The 13.7 per cent vote for Martin McGuinness represented the highest ever national vote for the party in a 26 County election. With more than 243,000 votes, McGuinness significantly outpolled Fine Gael’s Gay Mitchell and ended up third on first preference votes, behind President-elect Michael D Higgins of the Labour Party and former Fianna Fail Sean Gallagher.
He also passed the 12.5 per cent threshold required for the reimbursement of expenses. Howerver, there was some disappointment in the party that Mr McGuinness failed to match the party’s support in some recent opinion polls.
Speaking as the results came in, Mr McGuinness said that he was very happy that Michael D Higgins would be “waking up in the Aras” next month. “What’s done is done and what’s won is won and Michael D has won it and I fully congratulate him.
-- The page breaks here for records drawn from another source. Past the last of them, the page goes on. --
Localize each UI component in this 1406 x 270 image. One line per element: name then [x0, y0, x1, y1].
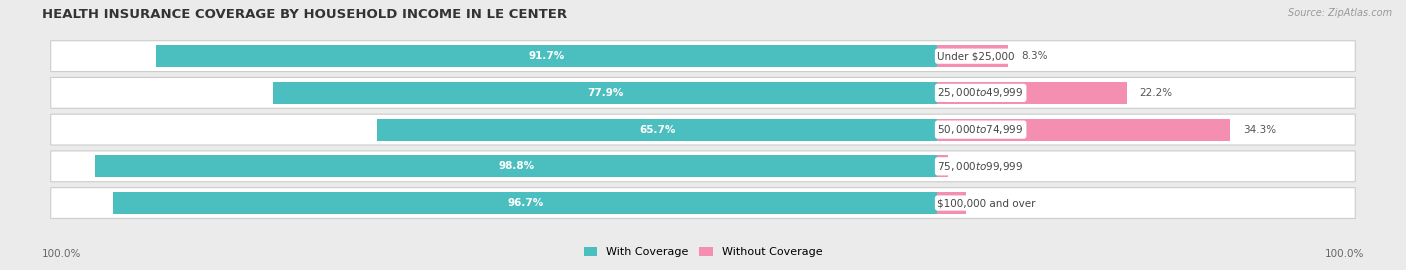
Text: 91.7%: 91.7%: [529, 51, 565, 61]
Text: $75,000 to $99,999: $75,000 to $99,999: [938, 160, 1024, 173]
Text: Under $25,000: Under $25,000: [938, 51, 1015, 61]
Bar: [96, 155, 938, 177]
Text: 100.0%: 100.0%: [42, 249, 82, 259]
Text: 3.3%: 3.3%: [979, 198, 1005, 208]
Legend: With Coverage, Without Coverage: With Coverage, Without Coverage: [579, 243, 827, 262]
Text: HEALTH INSURANCE COVERAGE BY HOUSEHOLD INCOME IN LE CENTER: HEALTH INSURANCE COVERAGE BY HOUSEHOLD I…: [42, 8, 567, 21]
FancyBboxPatch shape: [51, 114, 1355, 145]
Bar: [938, 119, 1230, 141]
Bar: [273, 82, 938, 104]
Text: 100.0%: 100.0%: [1324, 249, 1364, 259]
Text: 22.2%: 22.2%: [1140, 88, 1173, 98]
Bar: [938, 45, 1008, 67]
Text: 65.7%: 65.7%: [640, 124, 675, 135]
Text: 77.9%: 77.9%: [588, 88, 623, 98]
Bar: [938, 155, 948, 177]
Text: 98.8%: 98.8%: [498, 161, 534, 171]
Bar: [156, 45, 938, 67]
Text: 8.3%: 8.3%: [1021, 51, 1047, 61]
FancyBboxPatch shape: [51, 151, 1355, 182]
Bar: [938, 82, 1126, 104]
Text: Source: ZipAtlas.com: Source: ZipAtlas.com: [1288, 8, 1392, 18]
Text: $25,000 to $49,999: $25,000 to $49,999: [938, 86, 1024, 99]
FancyBboxPatch shape: [51, 77, 1355, 108]
Bar: [938, 192, 966, 214]
Bar: [112, 192, 938, 214]
Text: 96.7%: 96.7%: [508, 198, 543, 208]
FancyBboxPatch shape: [51, 41, 1355, 72]
Text: 34.3%: 34.3%: [1243, 124, 1275, 135]
Text: 1.2%: 1.2%: [960, 161, 987, 171]
Text: $50,000 to $74,999: $50,000 to $74,999: [938, 123, 1024, 136]
Bar: [377, 119, 938, 141]
Text: $100,000 and over: $100,000 and over: [938, 198, 1036, 208]
FancyBboxPatch shape: [51, 188, 1355, 218]
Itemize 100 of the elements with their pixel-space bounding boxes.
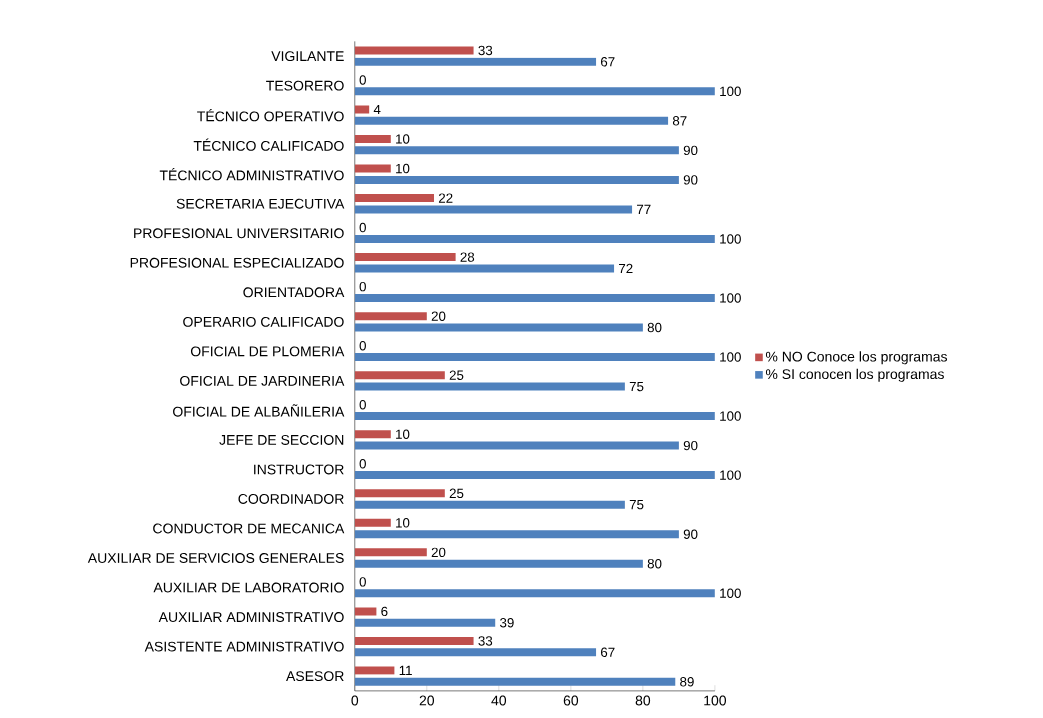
bar [354,607,377,616]
y-tick-label: SECRETARIA EJECUTIVA [176,199,345,209]
bar [354,87,715,96]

I think he’ll make a great president and he’ll be my president also.” He said he had earlier spoken by telephone to the victorious candidate and wished him “my warmest congratulations”.
He said his revelation about Independent candidate and frontrunner Sean Gallagher’s involvement in a Fianna Fail fundraiser in Dundalk in 2008 during the final Presidential debate would go into the annals of television and political history.
The result was that the the more left-wing candidate was elected -- a poll showed some 16% of voters switched from the conservative Gallagher to Higgins in the final week.
The questions he asked were legitimate ones, he added. “I do have a concern about gombeenism, cronyism and the brown envelope culture which helped to destroy Irish economy and put most marginalised into extreme difficulty and I have no regrets about that.”
However, it was broadly acknowledged that the decision of the Sinn Fein Officer Board to field McGuinness, one of the party’s most controversial and polarising figures, was a poor one.
Sinn Fein was subjected to an unremitting focus on the past activities of the Provisional IRA and Mr McGuinness’s denials of involvement. With of the state’s two largest parties in disarray, the party missed out on an opportunity to capture a sizable share of the political middle ground.
The Deputy First Minister returned to his post this week facing fresh questions over his claim to have left the IRA in 1974. Meanwhile, President-elect Higgins said he would continue the work of his predecessor to ‘build bridges’ in the North.
The man who will soon be Ireland’s ninth president said his humanitarian work overseas had taught him that, even after peace is established, continued efforts were required to repair divided societies.
Mr Higgins, who visited his future home of Aras an Uachtaran in Dublin’s Phoenix Park today, is due to be inaugurated president in a ceremony at Dublin Castle on Friday, November 11.